Elsewhere, we learn that Nora has been looking upon her pre-Departure days with nostalgia goggles because, as we suspected, it wasn’t the perfect life. Her children may love her, but her husband is distant as he has an affair and she feels unfulfilled as a stay-at-home mother. So much so that she interviews for a campaign job in Lucy’s run as Mayor. Nora’s desperate to learn if she has this job that she snaps at her family, turns around and pivots back to learn that they are gone. We knew it would happen, but it’s still heartbreaking to realize Nora couldn’t even have a chance at having it all. 

Other Thoughts

– Matt and his wife were at the doctor checking up on a cancer scare before their car accident. It looks like Matt may have been drinking…

– I missed Meg this week. But if I recall, her story had her mother dying during Chief Garvey’s celebration, so I’m not sure she would have been too much fun in this episode. Also, I missed the Frost twins and Aimee.

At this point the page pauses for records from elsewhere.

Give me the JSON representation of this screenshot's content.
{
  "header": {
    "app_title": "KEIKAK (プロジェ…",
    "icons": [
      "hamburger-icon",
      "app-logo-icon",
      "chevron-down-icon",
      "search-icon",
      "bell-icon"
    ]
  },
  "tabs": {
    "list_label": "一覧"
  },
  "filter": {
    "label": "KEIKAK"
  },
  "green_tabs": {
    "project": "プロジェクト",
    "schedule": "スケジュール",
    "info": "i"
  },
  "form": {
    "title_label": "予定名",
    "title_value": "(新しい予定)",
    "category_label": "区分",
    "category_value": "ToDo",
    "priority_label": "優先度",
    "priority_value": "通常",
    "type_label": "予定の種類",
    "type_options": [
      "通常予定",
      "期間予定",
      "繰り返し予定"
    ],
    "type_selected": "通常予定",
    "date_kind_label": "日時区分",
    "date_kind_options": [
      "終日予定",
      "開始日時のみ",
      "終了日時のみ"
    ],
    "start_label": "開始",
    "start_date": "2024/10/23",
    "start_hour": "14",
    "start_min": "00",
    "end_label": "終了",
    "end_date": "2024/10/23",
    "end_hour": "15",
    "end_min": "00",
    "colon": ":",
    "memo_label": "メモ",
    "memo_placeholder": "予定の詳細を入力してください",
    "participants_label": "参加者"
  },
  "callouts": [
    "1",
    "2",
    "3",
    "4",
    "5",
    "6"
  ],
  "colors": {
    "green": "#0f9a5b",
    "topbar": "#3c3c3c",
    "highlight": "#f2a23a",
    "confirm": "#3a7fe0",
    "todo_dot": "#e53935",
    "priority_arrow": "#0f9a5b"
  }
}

– I did not miss whatever is going on with Holy Wayne, sitting plot device Christine or Stranger Dean. I would very much like to never see them again after this season.

– Blink and You Miss Them: it was bittersweet seeing Gladys alive and well. (In my mind, Patti murdered her, even if Patti believes Gladys wanted that. No one screams for mercy and still wants to die. But the Internet may disagree with me.) Also, we see the older couple with the son with autism whom Nora interviewed earlier in the season. We also see the infamous baby and woman from the pilot in her car. 

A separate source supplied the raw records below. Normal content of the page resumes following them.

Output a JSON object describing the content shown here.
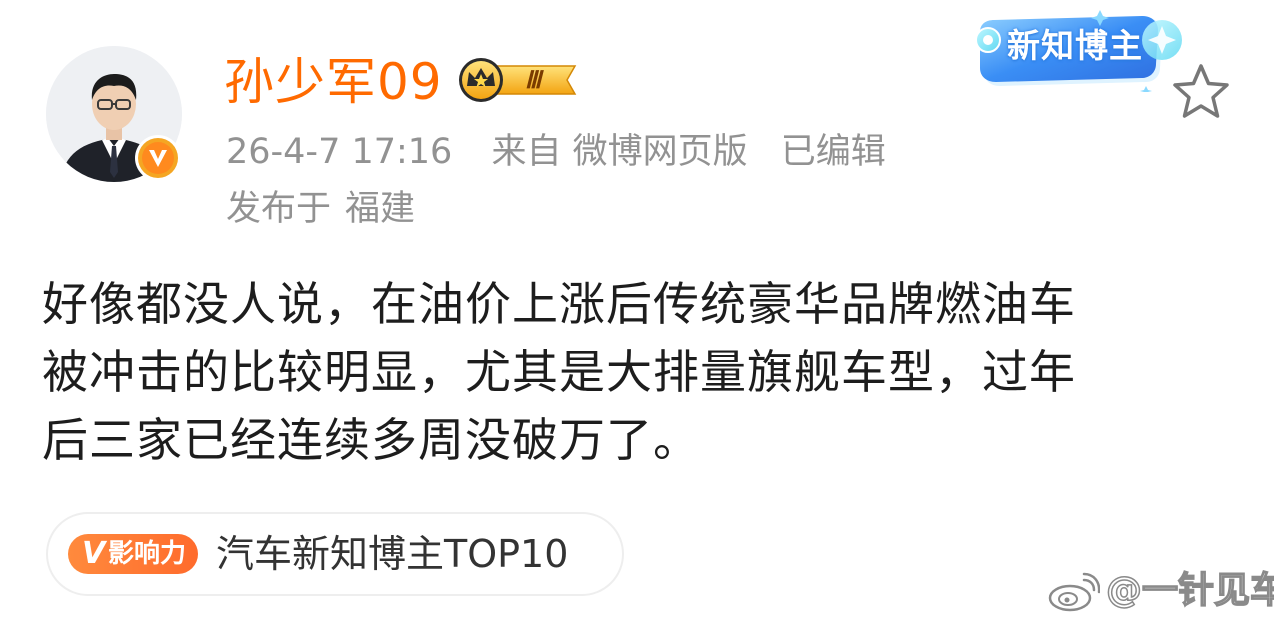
{
  "post": {
    "author": {
      "name": "孙少军09",
      "level_badge": "Ⅲ",
      "avatar_icon": "person-avatar"
    },
    "meta": {
      "time": "26-4-7 17:16",
      "source": "来自 微博网页版",
      "edited": "已编辑",
      "location_prefix": "发布于",
      "location": "福建"
    },
    "body": "好像都没人说，在油价上涨后传统豪华品牌燃油车\n被冲击的比较明显，尤其是大排量旗舰车型，过年\n后三家已经连续多周没破万了。",
    "influence": {
      "badge_v": "V",
      "badge_label": "影响力",
      "title": "汽车新知博主TOP10"
    }
  },
  "header": {
    "new_blogger_label": "新知博主"
  },
  "watermark": {
    "text": "@一针见车"
  },
  "colors": {
    "name": "#ff6a00",
    "meta": "#929292",
    "body": "#1d1d1d",
    "influence_badge": "#ff7a35",
    "badge_blue": "#3a8ef5"
  }
}
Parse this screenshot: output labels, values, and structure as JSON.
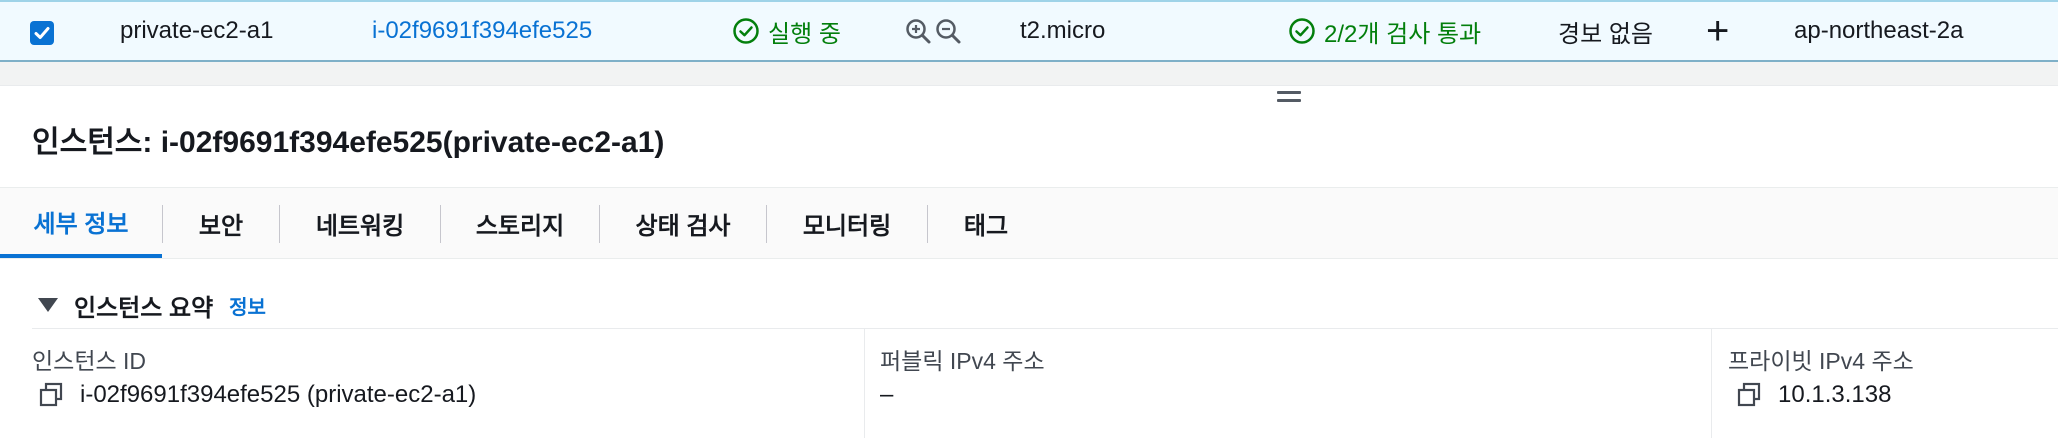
{
  "instance_row": {
    "selected": true,
    "name": "private-ec2-a1",
    "instance_id": "i-02f9691f394efe525",
    "state": "실행 중",
    "instance_type": "t2.micro",
    "status_check": "2/2개 검사 통과",
    "alarm_status": "경보 없음",
    "add_alarm": "+",
    "availability_zone": "ap-northeast-2a"
  },
  "details": {
    "title": "인스턴스: i-02f9691f394efe525(private-ec2-a1)",
    "tabs": [
      {
        "label": "세부 정보",
        "active": true
      },
      {
        "label": "보안"
      },
      {
        "label": "네트워킹"
      },
      {
        "label": "스토리지"
      },
      {
        "label": "상태 검사"
      },
      {
        "label": "모니터링"
      },
      {
        "label": "태그"
      }
    ],
    "summary": {
      "heading": "인스턴스 요약",
      "info_link": "정보",
      "fields": [
        {
          "label": "인스턴스 ID",
          "value": "i-02f9691f394efe525 (private-ec2-a1)",
          "copyable": true
        },
        {
          "label": "퍼블릭 IPv4 주소",
          "value": "–",
          "copyable": false
        },
        {
          "label": "프라이빗 IPv4 주소",
          "value": "10.1.3.138",
          "copyable": true
        }
      ]
    }
  },
  "colors": {
    "link": "#0972d3",
    "success": "#037f0c",
    "row_selected_bg": "#f1faff"
  },
  "icons": [
    "checkbox-checked-icon",
    "success-check-icon",
    "zoom-in-icon",
    "zoom-out-icon",
    "drag-handle-icon",
    "caret-down-icon",
    "copy-icon"
  ]
}
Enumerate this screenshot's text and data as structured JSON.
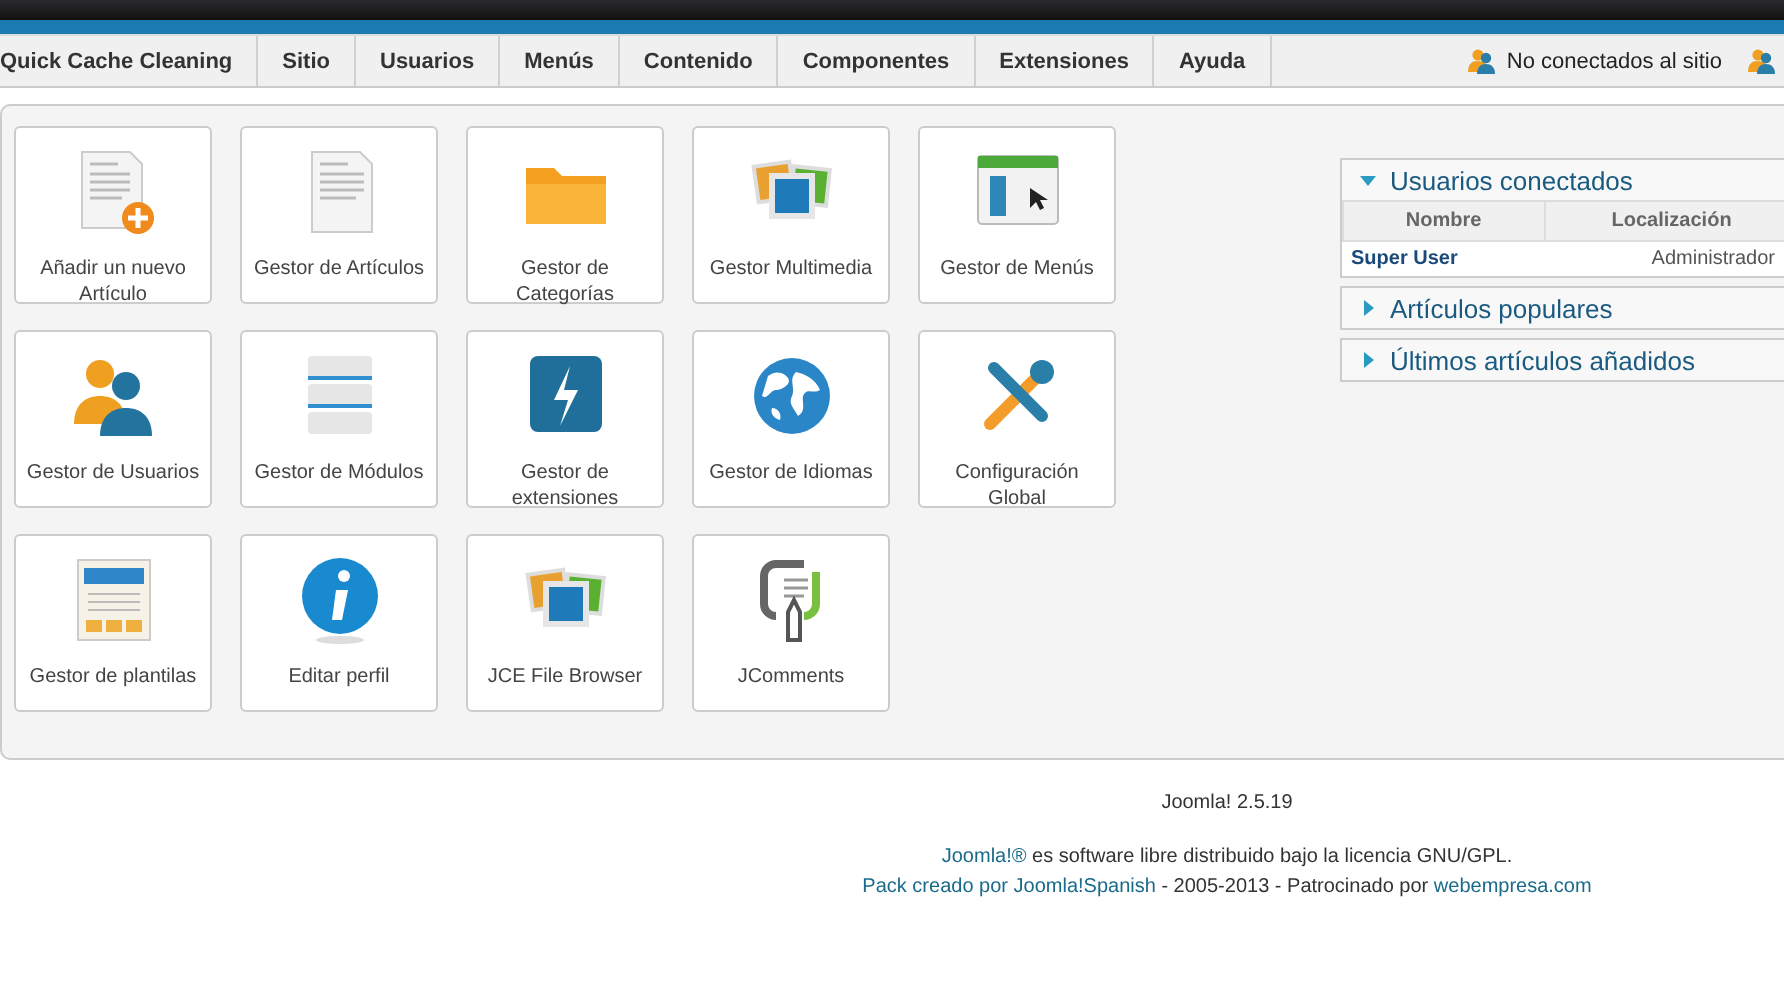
{
  "menu": {
    "items": [
      {
        "label": "Quick Cache Cleaning"
      },
      {
        "label": "Sitio"
      },
      {
        "label": "Usuarios"
      },
      {
        "label": "Menús"
      },
      {
        "label": "Contenido"
      },
      {
        "label": "Componentes"
      },
      {
        "label": "Extensiones"
      },
      {
        "label": "Ayuda"
      }
    ],
    "status": "No conectados al sitio"
  },
  "tiles": [
    {
      "label": "Añadir un nuevo Artículo"
    },
    {
      "label": "Gestor de Artículos"
    },
    {
      "label": "Gestor de Categorías"
    },
    {
      "label": "Gestor Multimedia"
    },
    {
      "label": "Gestor de Menús"
    },
    {
      "label": "Gestor de Usuarios"
    },
    {
      "label": "Gestor de Módulos"
    },
    {
      "label": "Gestor de extensiones"
    },
    {
      "label": "Gestor de Idiomas"
    },
    {
      "label": "Configuración Global"
    },
    {
      "label": "Gestor de plantilas"
    },
    {
      "label": "Editar perfil"
    },
    {
      "label": "JCE File Browser"
    },
    {
      "label": "JComments"
    }
  ],
  "modules": [
    {
      "title": "Usuarios conectados",
      "expanded": true,
      "columns": [
        "Nombre",
        "Localización"
      ],
      "rows": [
        [
          "Super User",
          "Administrador"
        ]
      ]
    },
    {
      "title": "Artículos populares",
      "expanded": false
    },
    {
      "title": "Últimos artículos añadidos",
      "expanded": false
    }
  ],
  "footer": {
    "version": "Joomla! 2.5.19",
    "lines": [
      [
        {
          "text": "Joomla!®",
          "link": true
        },
        {
          "text": " es software libre distribuido bajo la licencia GNU/GPL.",
          "link": false
        }
      ],
      [
        {
          "text": "Pack creado por Joomla!Spanish",
          "link": true
        },
        {
          "text": " - 2005-2013 - Patrocinado por ",
          "link": false
        },
        {
          "text": "webempresa.com",
          "link": true
        }
      ]
    ]
  }
}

– Male Objectification Corner: Justin Theroux is a very beautiful man. And one ripped father! 

– I’ve seen Chris Zylka, who plays Tommy, play teenaged love interests for so long that I just automatically assume that when he’s on screen with a youngish looking girl, he’s her love interest. I saw him on The Secret Circle and Twisted do pretty much the same thing. It’s weird because this guy looks like he’s in his mid to late 20s. This is a long way of saying that my brain is hardwired to see him as an inappropriately-aged love interest. So imagine how high my ick factor was when he was on screen with the very young looking Margaret Qualley, who plays Jill. The two are brother and sister on the show and my mind went there, so I want confirmation that I’m just sick or that there was some inappropriate flirting. Also, thank heavens Chris Zylka is finally not being cast as a teenager. He’s so much more interesting here.

– Garvey confirms my fears in this episode that he’s just never been a dog person. He doesn’t want a dog and he doesn’t want another daughter (probably). 


The Leftovers airs Sundays at 10pm on HBO.